5. 📊 Results and Evaluation: The Table-R1-Zero model matches or exceeds the performance of larger models like GPT-4.1 and DeepSeek-R1 across diverse table reasoning tasks while using only a 7B-parameter model, with strong generalization to out-of-domain datasets.

Table-R1: Inference-Time Scaling for Table Reasoning

1/2

Paper 2

VF-Eval: Evaluating Multimodal LLMs for Generating Feedback on AIGC Videos

Published: 2025-05-29

Link: http://arxiv.org/pdf/2505.23693

1. 📘 Topic and Domain: Evaluating multimodal large language models' (MLLMs) ability to generate feedback on AI-generated content (AIGC) videos through a new benchmark called VF-EVAL.

2. 💡 Previous Research and New Ideas: Based on existing video understanding benchmarks that focus mainly on natural videos, this paper proposes a novel benchmark specifically for synthetic/AI-generated videos and introduces four comprehensive evaluation tasks.

3. ❓ Problem: The paper addresses the lack of systematic evaluation methods for assessing MLLMs' capabilities in interpreting and providing feedback on AIGC videos, which have different characteristics from natural videos.

4. 🛠️ Methods: Created VF-EVAL benchmark with four tasks (coherence validation, error awareness, error type detection, and reasoning evaluation) and evaluated 13 frontier MLLMs using chain-of-thought prompting.

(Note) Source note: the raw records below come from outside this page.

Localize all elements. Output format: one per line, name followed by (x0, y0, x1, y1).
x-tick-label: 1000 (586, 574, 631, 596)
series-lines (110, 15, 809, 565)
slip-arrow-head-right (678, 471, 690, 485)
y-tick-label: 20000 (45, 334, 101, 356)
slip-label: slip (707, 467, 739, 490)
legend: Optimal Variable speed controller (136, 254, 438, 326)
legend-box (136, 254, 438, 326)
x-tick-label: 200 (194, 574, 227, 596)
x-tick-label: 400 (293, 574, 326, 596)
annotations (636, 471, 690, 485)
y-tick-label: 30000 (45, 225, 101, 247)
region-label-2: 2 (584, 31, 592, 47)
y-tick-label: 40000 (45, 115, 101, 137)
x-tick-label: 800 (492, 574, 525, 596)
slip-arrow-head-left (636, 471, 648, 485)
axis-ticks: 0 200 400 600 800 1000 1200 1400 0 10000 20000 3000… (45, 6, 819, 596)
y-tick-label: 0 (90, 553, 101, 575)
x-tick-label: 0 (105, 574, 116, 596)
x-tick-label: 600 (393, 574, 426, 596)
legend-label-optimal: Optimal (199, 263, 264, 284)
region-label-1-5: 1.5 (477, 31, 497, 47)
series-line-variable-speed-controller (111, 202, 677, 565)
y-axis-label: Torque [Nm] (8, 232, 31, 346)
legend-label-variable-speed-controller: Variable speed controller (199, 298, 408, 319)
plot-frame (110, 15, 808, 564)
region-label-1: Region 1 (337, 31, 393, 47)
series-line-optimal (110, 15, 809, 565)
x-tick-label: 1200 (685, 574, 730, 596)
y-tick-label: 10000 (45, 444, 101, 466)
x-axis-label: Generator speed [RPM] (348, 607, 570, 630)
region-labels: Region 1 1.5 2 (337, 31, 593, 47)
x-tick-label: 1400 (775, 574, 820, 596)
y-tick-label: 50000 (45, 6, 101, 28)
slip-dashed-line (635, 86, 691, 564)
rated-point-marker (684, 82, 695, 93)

5. 📊 Results and Evaluation: Even the best-performing model (GPT-4.1) struggled to achieve consistent performance across all tasks, highlighting the benchmark's challenging nature and the current limitations of MLLMs in understanding AIGC videos.

VF-Eval: Evaluating Multimodal LLMs for Generating Feedback on AIGC Videos

1/2

Paper 3

Spatial-MLLM: Boosting MLLM Capabilities in Visual-based Spatial Intelligence

Published: 2025-05-29

Link: http://arxiv.org/pdf/2505.23747

1. 📘 Topic and Domain: The paper focuses on enhancing Multimodal Large Language Models' (MLLMs) spatial intelligence capabilities for understanding and reasoning about 3D scenes from 2D video inputs.

2. 💡 Previous Research and New Ideas: Previous research relied on additional 3D/2.5D data for spatial understanding; this paper proposes using only 2D video inputs by combining semantic and structural features through a dual-encoder architecture initialized with visual geometry foundation models.

3. ❓ Problem: The paper addresses MLLMs' limited ability to understand and reason about 3D spatial relationships when only given 2D video inputs, without access to additional 3D data like point clouds or depth maps.

4. 🛠️ Methods: The paper implements a dual-encoder architecture (2D semantic encoder + spatial encoder), a connector module for feature fusion, and a space-aware frame sampling strategy, trained on their Spatial-MLLM-120k dataset using supervised fine-tuning and GRPO.

5. 📊 Results and Evaluation: The model achieves state-of-the-art performance on multiple benchmarks including VSI-Bench, ScanQA, and SQA3D, outperforming both proprietary and open-source models despite having fewer parameters (4B vs 72B).